En el caso de Carlos González Toral  desde un principio estuvo descartado como posible para cobijar alguna candidatura al amparo de las siglas de Morena. Como diputado apoyó  la reforma energética. Y qué bonita morena se vería con un tipo así. A Carlos González Toral no le ha quedado de otra más que mantenerse en el PRI.

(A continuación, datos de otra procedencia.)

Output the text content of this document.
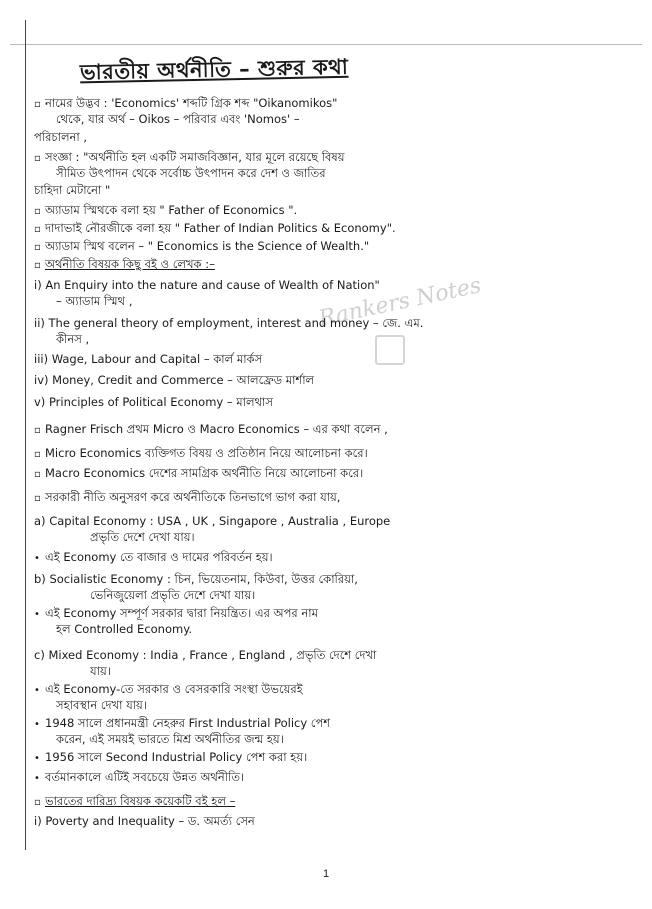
ভারতীয় অর্থনীতি – শুরুর কথা
Rankers Notes
▫ নামের উদ্ভব : 'Economics' শব্দটি গ্রিক শব্দ "Oikanomikos"
থেকে, যার অর্থ – Oikos – পরিবার এবং 'Nomos' –
পরিচালনা ,
▫ সংজ্ঞা : "অর্থনীতি হল একটি সমাজবিজ্ঞান, যার মূলে রয়েছে বিষয়
সীমিত উৎপাদন থেকে সর্বোচ্চ উৎপাদন করে দেশ ও জাতির
চাহিদা মেটানো "
▫ অ্যাডাম স্মিথকে বলা হয় " Father of Economics ".
▫ দাদাভাই নৌরজীকে বলা হয় " Father of Indian Politics & Economy".
▫ অ্যাডাম স্মিথ বলেন – " Economics is the Science of Wealth."
▫ অর্থনীতি বিষয়ক কিছু বই ও লেখক :–
i) An Enquiry into the nature and cause of Wealth of Nation"
– অ্যাডাম স্মিথ ,
ii) The general theory of employment, interest and money – জে. এম.
কীনস ,
iii) Wage, Labour and Capital – কার্ল মার্কস
iv) Money, Credit and Commerce – আলফ্রেড মার্শাল
v) Principles of Political Economy – মালথাস
▫ Ragner Frisch প্রথম Micro ও Macro Economics – এর কথা বলেন ,
▫ Micro Economics ব্যক্তিগত বিষয় ও প্রতিষ্ঠান নিয়ে আলোচনা করে।
▫ Macro Economics দেশের সামগ্রিক অর্থনীতি নিয়ে আলোচনা করে।
▫ সরকারী নীতি অনুসরণ করে অর্থনীতিকে তিনভাগে ভাগ করা যায়,
a) Capital Economy : USA , UK , Singapore , Australia , Europe
প্রভৃতি দেশে দেখা যায়।
• এই Economy তে বাজার ও দামের পরিবর্তন হয়।
b) Socialistic Economy : চিন, ভিয়েতনাম, কিউবা, উত্তর কোরিয়া,
ভেনিজুয়েলা প্রভৃতি দেশে দেখা যায়।
• এই Economy সম্পূর্ণ সরকার দ্বারা নিয়ন্ত্রিত। এর অপর নাম
হল Controlled Economy.
c) Mixed Economy : India , France , England , প্রভৃতি দেশে দেখা
যায়।
• এই Economy-তে সরকার ও বেসরকারি সংস্থা উভয়েরই
সহাবস্থান দেখা যায়।
• 1948 সালে প্রধানমন্ত্রী নেহরুর First Industrial Policy পেশ
করেন, এই সময়ই ভারতে মিশ্র অর্থনীতির জন্ম হয়।
• 1956 সালে Second Industrial Policy পেশ করা হয়।
• বর্তমানকালে এটিই সবচেয়ে উন্নত অর্থনীতি।
▫ ভারতের দারিদ্র্য বিষয়ক কয়েকটি বই হল –
i) Poverty and Inequality – ড. অমর্ত্য সেন
1
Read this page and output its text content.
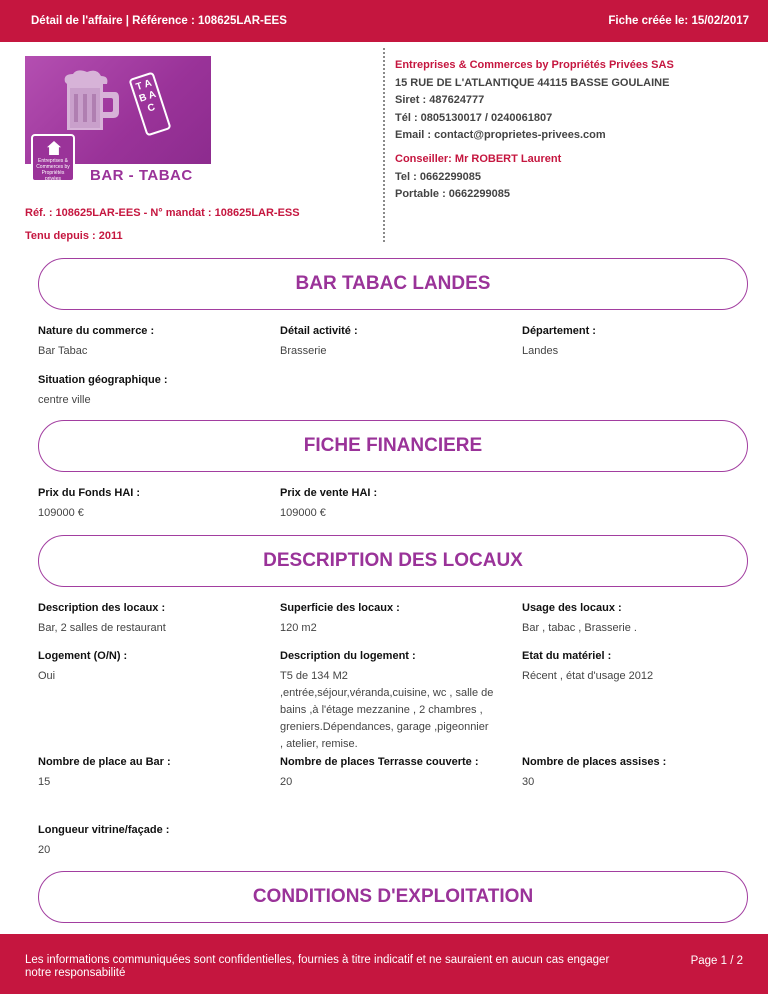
Détail de l'affaire | Référence : 108625LAR-EES	Fiche créée le: 15/02/2017
T A B A C
Entreprises & Commerces by Propriétés privées	BAR - TABAC
Entreprises & Commerces by Propriétés Privées SAS
15 RUE DE L'ATLANTIQUE 44115 BASSE GOULAINE
Siret : 487624777
Tél : 0805130017 / 0240061807
Email : contact@proprietes-privees.com
Conseiller: Mr ROBERT Laurent
Tel : 0662299085
Portable : 0662299085
Réf. : 108625LAR-EES - N° mandat : 108625LAR-ESS
Tenu depuis : 2011
BAR TABAC LANDES
Nature du commerce :
Bar Tabac
Détail activité :
Brasserie
Département :
Landes
Situation géographique :
centre ville
FICHE FINANCIERE
Prix du Fonds HAI :
109000 €
Prix de vente HAI :
109000 €
DESCRIPTION DES LOCAUX
Description des locaux :
Bar, 2 salles de restaurant
Superficie des locaux :
120 m2
Usage des locaux :
Bar , tabac , Brasserie .
Logement (O/N) :
Oui
Description du logement :
T5 de 134 M2
,entrée,séjour,véranda,cuisine, wc , salle de
bains ,à l'étage mezzanine , 2 chambres ,
greniers.Dépendances, garage ,pigeonnier
, atelier, remise.
Etat du matériel :
Récent , état d'usage 2012
Nombre de place au Bar :
15
Nombre de places Terrasse couverte :
20
Nombre de places assises :
30
Longueur vitrine/façade :
20
CONDITIONS D'EXPLOITATION
Les informations communiquées sont confidentielles, fournies à titre indicatif et ne sauraient en aucun cas engager notre responsabilité
Page 1 / 2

Por otra parte, en esta columna, varias veces se ha señalado que Alma Laura Amparán, presidenta municipal de Altamira, cada vez más queda fuera su posibilidad de aspirar a una reelección. Dicen que quien quede, cualquiera, hará mejor papel que la alcaldesa. Muy pronto agotó el bienio. La cúpula panista, partido bajo cuyas siglas fue electa, la mantiene a distancia. Su esperanza podría ser que su esposo, Juvenal Hernández Llanos, fuera el candidato de Movimiento Ciudadano.
Volviendo a Morena, en Altamira ha emprendido algunas acciones encaminadas no sólo a configurar los 85 comités de apoyo en sendas secciones electorales, sino también en reunir información sobre perfiles políticos. Hay una mujer a quien están considerando como una carta fuerte. En otra entrega profundizaremos el asunto.

Carros del gobierno en paseos dominicales
En Altamira, al parecer, muchos funcionarios y empleados ocupan los vehículos oficiales durante los fines de semana para paseos familiares, relajarse con las novias o visitar a sus parientes en sus municipios de origen pues muchos de ellos no son altamirenses ni radican en dicho municipio. En el estacionamiento del nuevo complejo administrativo La Retama, deberían “pernoctar”, durante los fines de semana, alrededor de 50 carros del gobierno. Resulta que si observaras, amable lector, el sitio un domingo cuando está pardeando, te darás cuenta que apenas rebasa la decena de unidades automotrices. ¿Pensar en reelección?